Verifying the St. George petition is on government time; Mundane clarification given on counting signatures
BATON ROUGE – A lengthy state legal opinion does not suggest any noteworthy changes from 2015 about how the registrar of voters should handle signatures needed to move a petition to create the city of St. George forward but outlines “absurd” understandings of law and includes the definition of “reasonably” and an education in legal “common sense.”
The Louisiana Attorney General’s Office released its opinion Tuesday following an earlier inquiry from East Baton Rouge Parish Registrar of Voters Steve Raborn and a list of 25 question asking for specifics about laws related to petition drives. Raborn asked for clarification on items from if he is the official keeper of the list of names on the St. George petition to how to calculate the needed number of signatures.
Perhaps the most straightforward clarification was on the number of signatures needed – 25% of the number of electors in the area at the time the petition is filed with the registrar are need to have signed the petition to advance the petition. Inactive voters can sign the petition but cannot be counted in the lump sum used to determine the number of total signatures needed.
Additionally, proponents of St. George will have an additional sixty days to obtain more signatures if the petition fails to meet the required number, though opponents would get no second chance to have names struck from the final tabulation.

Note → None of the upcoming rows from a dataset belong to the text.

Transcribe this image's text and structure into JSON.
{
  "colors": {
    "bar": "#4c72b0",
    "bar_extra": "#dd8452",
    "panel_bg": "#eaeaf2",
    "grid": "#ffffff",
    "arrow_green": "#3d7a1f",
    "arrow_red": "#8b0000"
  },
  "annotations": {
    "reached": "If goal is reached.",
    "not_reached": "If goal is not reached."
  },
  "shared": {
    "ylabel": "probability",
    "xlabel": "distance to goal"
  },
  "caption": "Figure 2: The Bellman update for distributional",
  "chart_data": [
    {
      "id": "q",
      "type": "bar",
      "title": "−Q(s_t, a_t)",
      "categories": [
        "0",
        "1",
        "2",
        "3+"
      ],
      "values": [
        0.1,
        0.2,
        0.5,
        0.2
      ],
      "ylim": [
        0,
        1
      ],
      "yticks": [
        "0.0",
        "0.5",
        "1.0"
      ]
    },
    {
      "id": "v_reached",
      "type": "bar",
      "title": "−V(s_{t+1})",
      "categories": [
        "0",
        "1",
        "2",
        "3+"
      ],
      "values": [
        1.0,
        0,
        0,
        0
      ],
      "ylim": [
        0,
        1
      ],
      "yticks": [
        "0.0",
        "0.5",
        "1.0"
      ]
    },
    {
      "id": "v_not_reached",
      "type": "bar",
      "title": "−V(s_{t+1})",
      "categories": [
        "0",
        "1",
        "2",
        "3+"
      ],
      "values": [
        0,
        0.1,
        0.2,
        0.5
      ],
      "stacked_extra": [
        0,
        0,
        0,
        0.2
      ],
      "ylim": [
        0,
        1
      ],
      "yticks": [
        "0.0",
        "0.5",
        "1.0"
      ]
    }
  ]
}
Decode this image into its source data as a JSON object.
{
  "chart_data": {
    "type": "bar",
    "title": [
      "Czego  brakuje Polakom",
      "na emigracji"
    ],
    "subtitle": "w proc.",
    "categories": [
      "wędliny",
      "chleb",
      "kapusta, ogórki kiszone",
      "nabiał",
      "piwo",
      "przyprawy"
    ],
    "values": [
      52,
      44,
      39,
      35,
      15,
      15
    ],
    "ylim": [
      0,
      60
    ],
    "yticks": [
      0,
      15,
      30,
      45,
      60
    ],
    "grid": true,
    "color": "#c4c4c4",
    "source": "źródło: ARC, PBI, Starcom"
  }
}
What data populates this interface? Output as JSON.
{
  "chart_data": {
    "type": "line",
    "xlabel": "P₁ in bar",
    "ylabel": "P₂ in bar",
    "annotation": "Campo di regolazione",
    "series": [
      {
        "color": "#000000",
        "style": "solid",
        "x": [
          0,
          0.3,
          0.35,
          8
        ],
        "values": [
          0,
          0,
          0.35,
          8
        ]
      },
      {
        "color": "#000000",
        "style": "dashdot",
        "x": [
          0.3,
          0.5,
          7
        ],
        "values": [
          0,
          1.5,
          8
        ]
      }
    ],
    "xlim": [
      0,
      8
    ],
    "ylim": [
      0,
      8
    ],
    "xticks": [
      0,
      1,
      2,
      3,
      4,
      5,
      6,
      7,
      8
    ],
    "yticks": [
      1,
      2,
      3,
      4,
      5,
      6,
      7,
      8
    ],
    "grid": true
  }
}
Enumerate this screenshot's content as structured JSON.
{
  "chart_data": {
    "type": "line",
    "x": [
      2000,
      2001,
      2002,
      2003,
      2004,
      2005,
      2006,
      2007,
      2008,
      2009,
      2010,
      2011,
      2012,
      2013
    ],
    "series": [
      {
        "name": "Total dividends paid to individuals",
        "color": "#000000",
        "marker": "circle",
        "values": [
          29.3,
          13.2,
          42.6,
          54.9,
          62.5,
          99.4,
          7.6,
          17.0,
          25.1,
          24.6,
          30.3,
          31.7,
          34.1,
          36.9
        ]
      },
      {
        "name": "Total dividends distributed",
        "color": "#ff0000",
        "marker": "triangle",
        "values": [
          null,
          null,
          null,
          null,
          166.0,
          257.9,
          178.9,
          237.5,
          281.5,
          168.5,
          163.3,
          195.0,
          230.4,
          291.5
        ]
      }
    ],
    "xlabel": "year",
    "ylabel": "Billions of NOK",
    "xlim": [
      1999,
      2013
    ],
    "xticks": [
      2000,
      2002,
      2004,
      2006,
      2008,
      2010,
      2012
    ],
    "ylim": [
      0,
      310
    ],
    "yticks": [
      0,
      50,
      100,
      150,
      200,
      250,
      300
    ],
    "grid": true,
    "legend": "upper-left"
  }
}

A “window to [remove a name from the petition] … cannot be applied to the additional sixty day period,” state legal experts wrote in the opinion released to WBRZ.
If the petition meets the required number of signatures, it is forwarded to the governor to make a “determination as to whether an election shall be called.”
While the attorney general’s opinion does not set a deadline on when the registrar must validate the petition, it suggests a determination must be made within a reasonable amount of government time.
Organizers of the proposed city of St. George submitted the petition with more than 14,000 signatures a week ago Monday. Opponents had until Monday evening to submit documents from voters who had decided to have their name removed.
St. George organizers believe they need about 13,000 signatures. In 2015, the first petition got thrown out of court after the group fell 71 valid signatures short.
In a previous WBRZ report on the petition verification process, Raborn said counting the signatures will “take a while”… [possibly] several months."